Il y a longtemps que la méthode Monnet de création de communautés européennes parcellisées devant aboutir un jour à une Union supranationale a échoué. Depuis les traités de Rome, les Etats ont repris la main sur la Commission. La méthode Monnet, avouons le, laissait de côté le débat citoyen avec les conséquences que l’on sait. La gouvernance à 27 semble très difficile et on ne fera pas l’économie d’une évolution des institutions. La Commission devrait jouer le rôle qui lui a été dévolu en 1957 à savoir défendre l’intérêt général européen, encore faudrait-il ne pas oublier que cet intérêt général européen est difficile à définir. Il faut donc que la Commission annonce sa politique et que celle-ci soit approuvée par le Parlement ou alors que la Commission soit sanctionnée et démissionne, comme un gouvernent national en démocratie.

Quels sont vos pronostics pour les élections européennes de juin prochain en termes de participation au vote et de répartition des sièges entre les différents partis européens ?

Mon impression d’observateur est que les conservateurs peuvent l’emporter au Parlement européen. José Manuel Barrosso, le président de la Commission depuis 2004, risque d’être reconduit en dépit des demandes et souhaits réitérés du PSE ou des Verts de conduire une politique plus progressiste, moins libérale et surtout de prendre des initiatives pour muscler la réponse des Etats et de l’Union à la crise sociale et économique de 2009.

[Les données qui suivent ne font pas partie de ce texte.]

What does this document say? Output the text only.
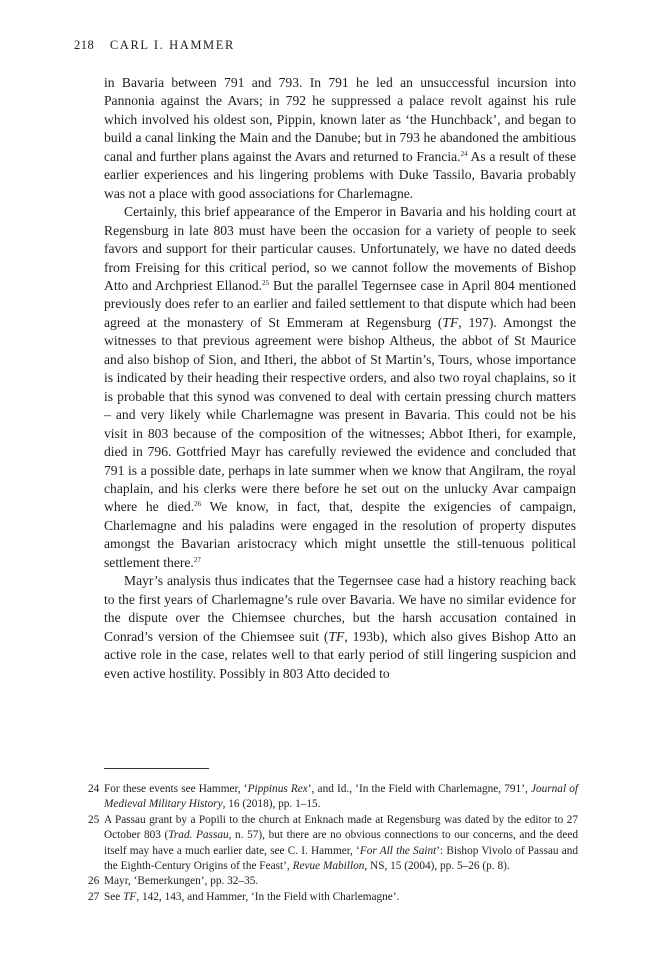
218 CARL I. HAMMER

in Bavaria between 791 and 793. In 791 he led an unsuccessful incursion into Pannonia against the Avars; in 792 he suppressed a palace revolt against his rule which involved his oldest son, Pippin, known later as ‘the Hunchback’, and began to build a canal linking the Main and the Danube; but in 793 he abandoned the ambitious canal and further plans against the Avars and returned to Francia.$^{24}$ As a result of these earlier experiences and his lingering problems with Duke Tassilo, Bavaria probably was not a place with good associations for Charlemagne.

Certainly, this brief appearance of the Emperor in Bavaria and his holding court at Regensburg in late 803 must have been the occasion for a variety of people to seek favors and support for their particular causes. Unfortunately, we have no dated deeds from Freising for this critical period, so we cannot follow the movements of Bishop Atto and Archpriest Ellanod.$^{25}$ But the parallel Tegernsee case in April 804 mentioned previously does refer to an earlier and failed settlement to that dispute which had been agreed at the monastery of St Emmeram at Regensburg (TF, 197). Amongst the witnesses to that previous agreement were bishop Altheus, the abbot of St Maurice and also bishop of Sion, and Itheri, the abbot of St Martin’s, Tours, whose importance is indicated by their heading their respective orders, and also two royal chaplains, so it is probable that this synod was convened to deal with certain pressing church matters – and very likely while Charlemagne was present in Bavaria. This could not be his visit in 803 because of the composition of the witnesses; Abbot Itheri, for example, died in 796. Gottfried Mayr has carefully reviewed the evidence and concluded that 791 is a possible date, perhaps in late summer when we know that Angilram, the royal chaplain, and his clerks were there before he set out on the unlucky Avar campaign where he died.$^{26}$ We know, in fact, that, despite the exigencies of campaign, Charlemagne and his paladins were engaged in the resolution of property disputes amongst the Bavarian aristocracy which might unsettle the still-tenuous political settlement there.$^{27}$

Mayr’s analysis thus indicates that the Tegernsee case had a history reaching back to the first years of Charlemagne’s rule over Bavaria. We have no similar evidence for the dispute over the Chiemsee churches, but the harsh accusation contained in Conrad’s version of the Chiemsee suit (TF, 193b), which also gives Bishop Atto an active role in the case, relates well to that early period of still lingering suspicion and even active hostility. Possibly in 803 Atto decided to

24 For these events see Hammer, ‘Pippinus Rex’, and Id., ‘In the Field with Charlemagne, 791’, Journal of Medieval Military History, 16 (2018), pp. 1–15.
25 A Passau grant by a Popili to the church at Enknach made at Regensburg was dated by the editor to 27 October 803 (Trad. Passau, n. 57), but there are no obvious connections to our concerns, and the deed itself may have a much earlier date, see C. I. Hammer, ‘For All the Saint’: Bishop Vivolo of Passau and the Eighth-Century Origins of the Feast’, Revue Mabillon, NS, 15 (2004), pp. 5–26 (p. 8).
26 Mayr, ‘Bemerkungen’, pp. 32–35.
27 See TF, 142, 143, and Hammer, ‘In the Field with Charlemagne’.
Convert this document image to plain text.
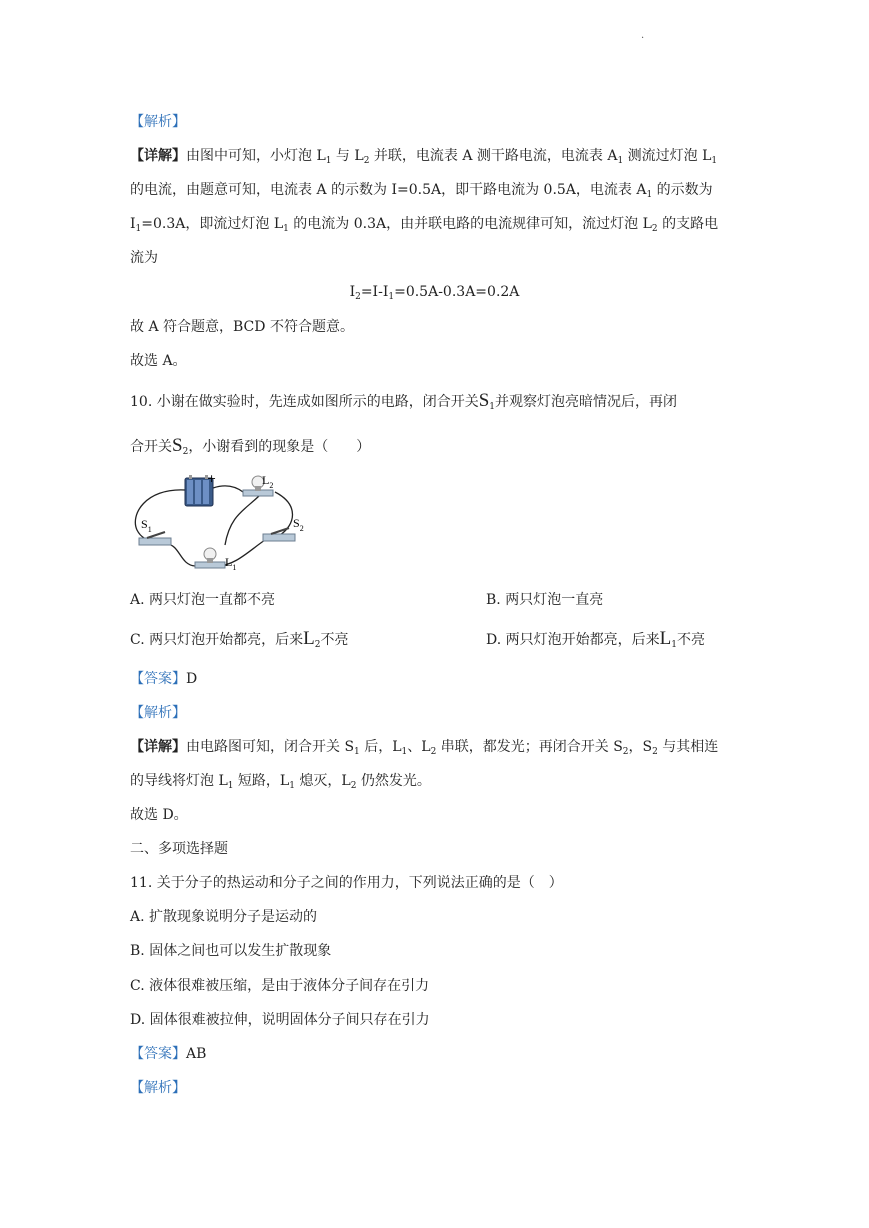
.
【解析】
【详解】由图中可知，小灯泡 $L_1$ 与 $L_2$ 并联，电流表 A 测干路电流，电流表 $A_1$ 测流过灯泡 $L_1$
的电流，由题意可知，电流表 A 的示数为 I=0.5A，即干路电流为 0.5A，电流表 $A_1$ 的示数为
$I_1=0.3A$，即流过灯泡 $L_1$ 的电流为 0.3A，由并联电路的电流规律可知，流过灯泡 $L_2$ 的支路电
流为
$I_2=I-I_1=0.5A-0.3A=0.2A$
故 A 符合题意，BCD 不符合题意。
故选 A。
10. 小谢在做实验时，先连成如图所示的电路，闭合开关$S_1$并观察灯泡亮暗情况后，再闭
合开关$S_2$，小谢看到的现象是（　　）
+	$L_2$
$S_1$	$S_2$
$L_1$
A. 两只灯泡一直都不亮	B. 两只灯泡一直亮
C. 两只灯泡开始都亮，后来$L_2$不亮	D. 两只灯泡开始都亮，后来$L_1$不亮
【答案】D
【解析】
【详解】由电路图可知，闭合开关 $S_1$ 后，$L_1$、$L_2$ 串联，都发光；再闭合开关 $S_2$，$S_2$ 与其相连
的导线将灯泡 $L_1$ 短路，$L_1$ 熄灭，$L_2$ 仍然发光。
故选 D。
二、多项选择题
11. 关于分子的热运动和分子之间的作用力，下列说法正确的是（　）
A. 扩散现象说明分子是运动的
B. 固体之间也可以发生扩散现象
C. 液体很难被压缩，是由于液体分子间存在引力
D. 固体很难被拉伸，说明固体分子间只存在引力
【答案】AB
【解析】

Existe-t-il d’ailleurs de véritables partis européens ?

Il n’existe pas de partis politiques européens parce que les grands dossiers politiques traités par eux sont défendus d’abord dans un cadre national et pour un électorat national. Les Verts marquent cependant plus que d’autres des préoccupations européennes tandis que les conservateurs extrêmes, tels Libertas, sont unis pour revenir au concert des Nations du XIXe siècle. Certes les grands partis de gouvernement : socialistes et conservateurs libéraux se regroupent dans des structures intereuropéennes. Mais on a du mal à comprendre ce qu’ils veulent faire en un temps où la défense économique nationale devient prédominante dans la campagne pour les élections européennes ou que prévalent pour les uns la défense du gouvernement Sarkozy ou pour les autres sa critique virulente. 


 

Informations sur Gérard Bossuat
Gérard Bossuat est Professeur des universités, Chaire Jean Monnet ad personam, Université de Cergy-Pontoise, Directeur du master LLSHS, mention Études européennes et affaires internationales, spécialité professionnelle "projet européen", et recherche "Histoire et enjeux européens". Il est co-auteur du Dictionnaire historique de l’Europe Unie, André Versaille éditeur, Bruxelles, 2009, et auteur de : Histoire de l’Union européenne, fondations, développement, avenir, Paris, Belin sup 2009.